Research and Development – wind energy
“I have always loved to experiment and tinker with things ever since I was a child. An office job was therefore never an option. In my job at thyssenkrupp, I help create pioneering technology, which is like a childhood dream come true.”
My job: following in the footsteps of Gyro Gearloose
I have always loved to experiment and tinker with things ever since I was a child. At some point, this turned into a deeper interest in all things technical and repairing things, bicycles for example, became a hobby. I therefore realized early on that I was more suited to practical jobs. Through my master’s degree in industrial design and manufacturing, I became increasingly interested in research, eventually concluding that this was the field in which I would look to find a career. This is how I ended up joining the very experienced Research and Development team as a trainee. This really was a stroke of luck. As a novice, I was able to learn and benefit not only from the technical expertise of my colleagues, but also from their experience with work processes. After completing my traineeship, I specialized in surface engineering. One of our development projects in this field was even distinguished with the 2011 thyssenkrupp Innovation Prize. It was here that I had my first dealings with the wind energy sector. Some time later I began focusing more on research and development for axial-radial roller bearings for wind energy plants, and have recently had rotor bearing testing added to my responsibilities.
The research field is about continually breaking new ground. Everything you do, you’re doing for the first time. And while this calls for a creative, innovative mindset, you also need a healthy dose of pragmatism to remain focused on feasibility. Another challenge that regularly presents itself is explaining to colleagues in the production departments that further developments are necessary. After all, Research and Development often takes second place to important, scheduled customer orders. To prevail in such circumstances, you need to be able to argue and assert yourself well.
My typical working day
My tasks are so flexible that I don’t really have a typical working day. I mostly spend half my time in the office, for instance if I working on experiment designs or evaluating results. I spend the other half in the testing facility, where I prepare measuring methods and conduct tests.
Our tagline is "engineering. tomorrow. together.". For me, "together" means...
... communicating openly with each other! Because only by interacting regularly with colleagues, discussing matters and exchanging technical knowledge and ideas can we arrive at the ideal solution. “Together” also means joining forces in pursuit of common goals. It is about wanting to jointly bring a task to fruition as opposed to trying to dodge additional work. This ambition is absolutely necessary.

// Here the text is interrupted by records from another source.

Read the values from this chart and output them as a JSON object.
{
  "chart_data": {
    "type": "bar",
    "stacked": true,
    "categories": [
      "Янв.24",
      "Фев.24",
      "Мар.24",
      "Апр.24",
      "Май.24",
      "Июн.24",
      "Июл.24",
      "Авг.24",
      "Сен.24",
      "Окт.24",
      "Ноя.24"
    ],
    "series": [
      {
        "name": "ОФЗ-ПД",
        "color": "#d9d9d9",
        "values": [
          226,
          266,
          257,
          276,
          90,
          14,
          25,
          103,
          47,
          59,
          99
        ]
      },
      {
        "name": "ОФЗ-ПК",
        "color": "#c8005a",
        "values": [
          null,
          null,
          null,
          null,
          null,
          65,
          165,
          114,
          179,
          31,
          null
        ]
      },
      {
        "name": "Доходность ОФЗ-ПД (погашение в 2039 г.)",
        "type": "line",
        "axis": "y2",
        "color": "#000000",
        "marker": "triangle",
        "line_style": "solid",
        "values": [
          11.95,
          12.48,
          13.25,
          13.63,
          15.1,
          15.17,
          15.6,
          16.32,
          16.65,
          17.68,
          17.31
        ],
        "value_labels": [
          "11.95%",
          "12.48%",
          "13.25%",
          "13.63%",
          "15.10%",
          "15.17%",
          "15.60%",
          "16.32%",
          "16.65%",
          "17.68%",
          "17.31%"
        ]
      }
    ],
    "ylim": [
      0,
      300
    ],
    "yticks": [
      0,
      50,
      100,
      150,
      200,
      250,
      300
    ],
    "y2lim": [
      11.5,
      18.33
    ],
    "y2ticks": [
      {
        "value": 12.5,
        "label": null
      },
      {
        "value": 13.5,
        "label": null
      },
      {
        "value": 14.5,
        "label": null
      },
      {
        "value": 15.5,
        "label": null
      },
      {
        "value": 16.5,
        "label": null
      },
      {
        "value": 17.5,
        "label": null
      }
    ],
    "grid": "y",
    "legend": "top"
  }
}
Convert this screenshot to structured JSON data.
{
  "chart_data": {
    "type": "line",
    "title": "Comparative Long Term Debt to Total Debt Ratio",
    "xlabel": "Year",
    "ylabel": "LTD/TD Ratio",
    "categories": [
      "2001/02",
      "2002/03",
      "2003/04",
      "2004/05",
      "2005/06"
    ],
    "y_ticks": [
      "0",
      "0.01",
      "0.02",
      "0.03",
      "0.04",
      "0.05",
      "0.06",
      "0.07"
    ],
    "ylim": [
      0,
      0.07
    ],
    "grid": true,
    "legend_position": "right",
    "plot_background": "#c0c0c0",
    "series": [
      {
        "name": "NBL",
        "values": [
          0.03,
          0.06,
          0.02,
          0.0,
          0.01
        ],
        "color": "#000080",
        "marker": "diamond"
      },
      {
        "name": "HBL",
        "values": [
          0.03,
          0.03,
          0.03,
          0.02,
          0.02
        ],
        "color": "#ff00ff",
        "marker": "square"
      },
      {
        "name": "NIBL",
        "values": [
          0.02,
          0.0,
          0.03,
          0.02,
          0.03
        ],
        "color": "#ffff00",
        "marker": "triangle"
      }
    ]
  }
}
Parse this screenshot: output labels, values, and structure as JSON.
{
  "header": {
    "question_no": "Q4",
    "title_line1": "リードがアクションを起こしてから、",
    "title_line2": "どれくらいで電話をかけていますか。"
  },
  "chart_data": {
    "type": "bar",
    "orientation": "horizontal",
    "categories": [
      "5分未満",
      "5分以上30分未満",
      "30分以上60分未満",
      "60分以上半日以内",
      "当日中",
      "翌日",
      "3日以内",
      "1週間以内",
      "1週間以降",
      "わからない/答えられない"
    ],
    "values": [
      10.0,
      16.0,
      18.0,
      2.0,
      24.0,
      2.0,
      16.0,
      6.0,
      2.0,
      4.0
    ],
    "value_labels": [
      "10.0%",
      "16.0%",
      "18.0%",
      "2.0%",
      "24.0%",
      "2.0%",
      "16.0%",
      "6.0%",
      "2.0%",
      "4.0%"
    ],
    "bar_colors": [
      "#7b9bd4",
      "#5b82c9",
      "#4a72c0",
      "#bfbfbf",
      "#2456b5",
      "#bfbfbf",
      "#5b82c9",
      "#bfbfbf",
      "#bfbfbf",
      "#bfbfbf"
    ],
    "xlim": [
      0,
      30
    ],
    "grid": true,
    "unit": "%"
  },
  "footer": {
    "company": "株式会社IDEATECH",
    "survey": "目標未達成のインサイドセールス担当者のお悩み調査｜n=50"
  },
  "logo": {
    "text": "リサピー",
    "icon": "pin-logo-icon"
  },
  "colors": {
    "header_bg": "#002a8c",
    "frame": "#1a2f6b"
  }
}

Realizing your potential, having fun and being happy
As a thyssenkrupp employee, I know that my work helps shape the future. For example, through my work developing large-diameter anti-friction slewing rings for wind energy plants, I contribute toward the energy transition process. To me, working at thyssenkrupp means being part of an innovative, forward-looking company that treats its employees very fairly. The work atmosphere, the working conditions, the development opportunities: they’ve got it all right.